Ver a mãe algemada, na iminência de descer pro presídio, ainda mais por um crime que não cometeu, fez nascer na jovem um desespero atroz. Para além do temor que naturalmente uma penitenciária causa, a garota foi atravessada por outra sensação. “Eu me sentia culpada. Pensava: ‘o que eu falei pra ela ser condenada?’ Ela ser presa foi um baque muito grande. Pegou todo mundo de surpresa”, recorda. Era 23 de dezembro de 2021 e a garota só queria uma coisa: salvar quem muitas vezes a salvou.

“Minha mãe é minha rainha. Eu sabia que ela era inocente. Não tinha porque estar presa”, afirma. Foi por isso, por essa certeza, por esse amor e por tudo vivido até ali, que ela lutou para provar a inocência de Edilene Rodrigues. Escreveu carta para juiz, buscou a Defensoria Pública do Ceará (DPCE) e, ao saber da existência do Innocence Project Brasil, uma associação sem fins lucrativos que atua para reverter erros do judiciário, também pediu ajuda. Fez de tudo. Até conseguir, em 30 de setembro de 2024, provar a inocência da mãe.

Em um tribunal cheio de homens e mulheres de toga preta, a jovem ouviu, entre tantas palavras incompreensíveis, um deles anunciar a anulação da condenação. Edilene não era mais culpada de omissão diante dos abusos sofridos pela filha em 2012. Voltava a ter, enfim, a ficha novamente limpa. Para a justiça, a responsabilidade do crime foi inteiramente do então namorado da mulher, condenado a 14 anos de prisão por “estupro de vulnerável”.

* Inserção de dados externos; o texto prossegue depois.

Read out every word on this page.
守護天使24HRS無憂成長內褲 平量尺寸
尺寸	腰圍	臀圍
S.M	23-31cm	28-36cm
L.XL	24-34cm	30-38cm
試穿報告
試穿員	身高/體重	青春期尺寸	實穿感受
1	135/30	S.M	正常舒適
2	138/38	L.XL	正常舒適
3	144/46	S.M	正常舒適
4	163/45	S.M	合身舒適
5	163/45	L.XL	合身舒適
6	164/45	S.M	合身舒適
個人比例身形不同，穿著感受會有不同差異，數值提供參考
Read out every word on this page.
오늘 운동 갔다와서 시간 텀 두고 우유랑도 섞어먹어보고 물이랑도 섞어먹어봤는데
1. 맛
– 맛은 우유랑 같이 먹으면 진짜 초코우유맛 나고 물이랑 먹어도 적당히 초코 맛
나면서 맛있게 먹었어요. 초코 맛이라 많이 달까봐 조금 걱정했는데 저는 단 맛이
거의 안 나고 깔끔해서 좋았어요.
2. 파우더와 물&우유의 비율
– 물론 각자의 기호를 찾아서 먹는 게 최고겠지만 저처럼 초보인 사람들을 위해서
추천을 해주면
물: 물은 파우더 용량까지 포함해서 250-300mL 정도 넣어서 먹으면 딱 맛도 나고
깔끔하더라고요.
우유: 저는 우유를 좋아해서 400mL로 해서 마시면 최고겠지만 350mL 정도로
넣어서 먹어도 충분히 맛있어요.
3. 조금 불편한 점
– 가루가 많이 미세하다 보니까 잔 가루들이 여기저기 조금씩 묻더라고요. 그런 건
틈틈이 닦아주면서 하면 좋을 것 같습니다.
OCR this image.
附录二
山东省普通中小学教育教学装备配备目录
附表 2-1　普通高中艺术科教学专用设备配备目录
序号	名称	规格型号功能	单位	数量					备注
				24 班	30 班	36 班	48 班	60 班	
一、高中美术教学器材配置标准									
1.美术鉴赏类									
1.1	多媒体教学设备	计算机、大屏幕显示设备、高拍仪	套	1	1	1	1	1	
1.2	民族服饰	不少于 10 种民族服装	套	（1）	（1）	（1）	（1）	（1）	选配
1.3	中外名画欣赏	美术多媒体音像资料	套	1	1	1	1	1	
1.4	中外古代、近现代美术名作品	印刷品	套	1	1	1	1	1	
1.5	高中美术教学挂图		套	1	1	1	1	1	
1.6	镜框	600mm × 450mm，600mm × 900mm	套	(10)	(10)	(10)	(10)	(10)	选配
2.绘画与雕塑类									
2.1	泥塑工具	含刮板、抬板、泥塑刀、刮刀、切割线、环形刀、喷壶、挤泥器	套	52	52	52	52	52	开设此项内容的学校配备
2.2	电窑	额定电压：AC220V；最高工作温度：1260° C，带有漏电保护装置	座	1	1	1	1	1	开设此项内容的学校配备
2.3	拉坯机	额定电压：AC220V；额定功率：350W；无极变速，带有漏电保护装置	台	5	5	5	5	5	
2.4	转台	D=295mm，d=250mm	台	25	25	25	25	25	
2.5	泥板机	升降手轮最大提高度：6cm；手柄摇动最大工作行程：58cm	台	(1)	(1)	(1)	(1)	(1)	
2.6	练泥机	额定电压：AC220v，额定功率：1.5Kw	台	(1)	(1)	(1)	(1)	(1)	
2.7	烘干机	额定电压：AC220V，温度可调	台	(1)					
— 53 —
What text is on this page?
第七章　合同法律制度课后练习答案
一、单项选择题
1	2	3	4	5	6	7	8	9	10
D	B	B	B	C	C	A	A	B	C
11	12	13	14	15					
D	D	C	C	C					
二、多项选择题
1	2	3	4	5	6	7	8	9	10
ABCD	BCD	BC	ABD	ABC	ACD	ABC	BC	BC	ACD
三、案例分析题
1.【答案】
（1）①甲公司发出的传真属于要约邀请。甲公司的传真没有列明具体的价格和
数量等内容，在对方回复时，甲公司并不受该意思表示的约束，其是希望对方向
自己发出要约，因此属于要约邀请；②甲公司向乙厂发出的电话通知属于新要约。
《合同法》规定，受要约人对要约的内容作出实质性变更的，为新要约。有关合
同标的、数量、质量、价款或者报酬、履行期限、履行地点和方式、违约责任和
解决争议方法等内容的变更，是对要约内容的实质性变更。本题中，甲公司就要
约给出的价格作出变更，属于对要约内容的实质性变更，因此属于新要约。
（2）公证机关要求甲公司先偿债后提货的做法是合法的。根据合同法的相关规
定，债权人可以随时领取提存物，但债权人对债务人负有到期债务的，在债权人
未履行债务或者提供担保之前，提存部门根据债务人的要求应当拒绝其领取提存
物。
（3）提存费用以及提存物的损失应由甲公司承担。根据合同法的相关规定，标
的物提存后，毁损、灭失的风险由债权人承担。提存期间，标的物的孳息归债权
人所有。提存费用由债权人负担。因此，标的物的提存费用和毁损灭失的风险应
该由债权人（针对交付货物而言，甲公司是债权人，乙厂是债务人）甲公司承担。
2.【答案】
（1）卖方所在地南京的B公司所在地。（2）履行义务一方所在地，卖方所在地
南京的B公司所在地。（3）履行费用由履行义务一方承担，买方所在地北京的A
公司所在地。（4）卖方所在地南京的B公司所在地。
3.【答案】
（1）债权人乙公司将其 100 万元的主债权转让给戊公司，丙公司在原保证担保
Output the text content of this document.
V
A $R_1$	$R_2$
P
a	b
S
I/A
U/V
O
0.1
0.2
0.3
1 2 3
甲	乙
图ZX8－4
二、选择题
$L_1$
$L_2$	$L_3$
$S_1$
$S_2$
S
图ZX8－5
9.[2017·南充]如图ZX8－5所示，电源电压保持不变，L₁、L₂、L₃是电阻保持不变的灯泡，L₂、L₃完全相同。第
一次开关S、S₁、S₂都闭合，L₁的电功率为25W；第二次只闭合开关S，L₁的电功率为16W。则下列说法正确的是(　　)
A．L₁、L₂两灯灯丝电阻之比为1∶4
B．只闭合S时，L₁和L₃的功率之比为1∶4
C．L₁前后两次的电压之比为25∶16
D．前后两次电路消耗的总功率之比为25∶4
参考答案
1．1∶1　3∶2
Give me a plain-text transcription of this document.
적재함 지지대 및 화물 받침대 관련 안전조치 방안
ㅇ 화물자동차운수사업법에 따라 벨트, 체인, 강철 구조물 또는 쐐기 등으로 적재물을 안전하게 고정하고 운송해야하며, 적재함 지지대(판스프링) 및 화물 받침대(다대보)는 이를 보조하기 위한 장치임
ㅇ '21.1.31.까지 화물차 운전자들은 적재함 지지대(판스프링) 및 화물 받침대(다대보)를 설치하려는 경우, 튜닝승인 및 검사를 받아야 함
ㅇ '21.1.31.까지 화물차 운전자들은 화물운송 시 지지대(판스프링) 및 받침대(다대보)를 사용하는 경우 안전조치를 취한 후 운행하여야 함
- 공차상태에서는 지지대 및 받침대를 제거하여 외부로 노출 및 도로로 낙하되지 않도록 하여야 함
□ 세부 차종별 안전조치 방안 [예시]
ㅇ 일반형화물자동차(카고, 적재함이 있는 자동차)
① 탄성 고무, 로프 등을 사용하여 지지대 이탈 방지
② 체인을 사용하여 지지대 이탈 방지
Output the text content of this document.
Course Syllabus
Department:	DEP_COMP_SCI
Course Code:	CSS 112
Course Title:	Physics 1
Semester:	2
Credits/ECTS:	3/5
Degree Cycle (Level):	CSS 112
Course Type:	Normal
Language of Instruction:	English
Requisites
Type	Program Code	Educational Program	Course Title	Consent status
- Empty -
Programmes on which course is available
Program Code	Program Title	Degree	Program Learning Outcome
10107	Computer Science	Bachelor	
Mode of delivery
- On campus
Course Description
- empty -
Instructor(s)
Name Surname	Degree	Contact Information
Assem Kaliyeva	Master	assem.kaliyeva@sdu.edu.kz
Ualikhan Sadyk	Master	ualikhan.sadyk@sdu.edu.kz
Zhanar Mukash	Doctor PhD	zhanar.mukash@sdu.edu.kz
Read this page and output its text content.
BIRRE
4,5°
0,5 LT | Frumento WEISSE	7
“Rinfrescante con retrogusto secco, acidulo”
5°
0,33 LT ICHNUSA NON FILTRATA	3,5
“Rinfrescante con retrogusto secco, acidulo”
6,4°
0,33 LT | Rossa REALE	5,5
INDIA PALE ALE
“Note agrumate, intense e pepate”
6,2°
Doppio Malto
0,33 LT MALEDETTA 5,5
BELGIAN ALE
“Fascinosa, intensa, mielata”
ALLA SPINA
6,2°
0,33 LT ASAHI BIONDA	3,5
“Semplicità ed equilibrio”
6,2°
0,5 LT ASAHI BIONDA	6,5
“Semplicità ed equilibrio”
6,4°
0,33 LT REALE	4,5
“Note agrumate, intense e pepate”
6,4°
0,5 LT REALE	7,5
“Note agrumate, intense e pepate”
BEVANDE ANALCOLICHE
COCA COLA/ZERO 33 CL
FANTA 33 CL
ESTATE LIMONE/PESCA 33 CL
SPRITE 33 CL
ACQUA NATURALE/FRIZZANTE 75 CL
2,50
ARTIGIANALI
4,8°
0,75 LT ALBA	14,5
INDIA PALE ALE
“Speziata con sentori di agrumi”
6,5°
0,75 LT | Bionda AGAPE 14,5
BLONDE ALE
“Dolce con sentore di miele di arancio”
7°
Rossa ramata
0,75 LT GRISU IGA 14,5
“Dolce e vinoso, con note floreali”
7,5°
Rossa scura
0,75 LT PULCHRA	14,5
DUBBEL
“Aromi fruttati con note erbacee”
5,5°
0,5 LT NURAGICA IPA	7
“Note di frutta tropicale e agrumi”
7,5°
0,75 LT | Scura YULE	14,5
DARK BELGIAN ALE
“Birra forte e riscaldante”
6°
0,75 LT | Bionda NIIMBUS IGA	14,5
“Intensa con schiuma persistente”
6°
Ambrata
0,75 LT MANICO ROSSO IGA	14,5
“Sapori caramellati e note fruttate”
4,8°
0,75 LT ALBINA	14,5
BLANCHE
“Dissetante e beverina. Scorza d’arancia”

Reprodução de uma das cartas enviadas pela jovem pedindo ajuda para inocentar a mãe [FOTO: Bruno de Castro]

 

“Não desanimei porque meu objetivo era tirar ela daquele lugar. Durante todo o tempo, ela sempre esteve comigo. Ela sempre me protegeu. E eu via ela sofrendo lá dentro. Ela não sabia de nada que ele fazia comigo porque eu nunca contei. Quando ele mexia comigo, eu não sabia o que estava acontecendo. Mas sabia que não era certo. O problema é que eu tinha medo [de contar]”, admite.

“Ela foi presa injustamente. Tinha essa certeza em mim, mas só me acalmei quando o defensor me mostrou o vídeo do meu depoimento e vi que realmente não tinha dito nada contra ela. Eu era tão jovem quando aconteceu! Tinha só 12 anos e, quase dez anos depois, quando ela foi presa, não lembrava exatamente o que eu tinha falado. Ver o vídeo foi a confirmação de que nenhuma palavra que saiu da minha boca condenou minha mãe. Então, eu tinha que lutar por ela”, reforça a jovem.

Nos 946 dias nos quais Edilene ficou na Unidade Prisional Feminina (UPF) Desembargadora Aury Moura Costa, em Itaitinga, Região Metropolitana de Fortaleza, a filha não a abandonou em nenhum momento. Fazia visitas quinzenais. Chegou a levar o filho, de apenas dois anos, a tiracolo. E atravessava o Estado, pois à época morava em Juazeiro do Norte, no Cariri cearense. Enfrentava, portanto, até dez horas de ônibus só para ver a mãe, encorajá-la de que, no fim, tudo daria certo e a família se reuniria novamente para ressignificar o trauma daquela antevéspera natalina.

Para não desistir, a garota inspirou-se no exemplo da própria mãe, de quem criou os cinco filhos sozinha, na resiliência de quem precisa sobreviver. “A primeira visita no presídio foi muito, muito traumática. Ver minha mãe naquele lugar, as algemas, a humilhação que passei pra entrar, ela cabisbaixa… Viver tudo aquilo me deu mais certeza de que precisava tirar ela daquele sofrimento. Era sempre uma dor. Mas eu não podia desistir. Não tinha essa opção. Por isso, escrevi cartas com tanta fé e esperança. Eu realmente acreditava que a justiça ia ser feita”, acrescenta a garota.

Ao ver Edilene hoje inocentada, trabalhando e com a vida acontecendo distante de onde tudo se passou, a filha sente ainda mais orgulho da mãe. “Ela é tudo pra mim! Então, agora, é só alegria. A saudade que eu sentia dela quando ela estava na prisão virou uma sensação de coração quentinho, sabe? Ela cuida da gente. É bom ter ela de volta”, celebra a jovem.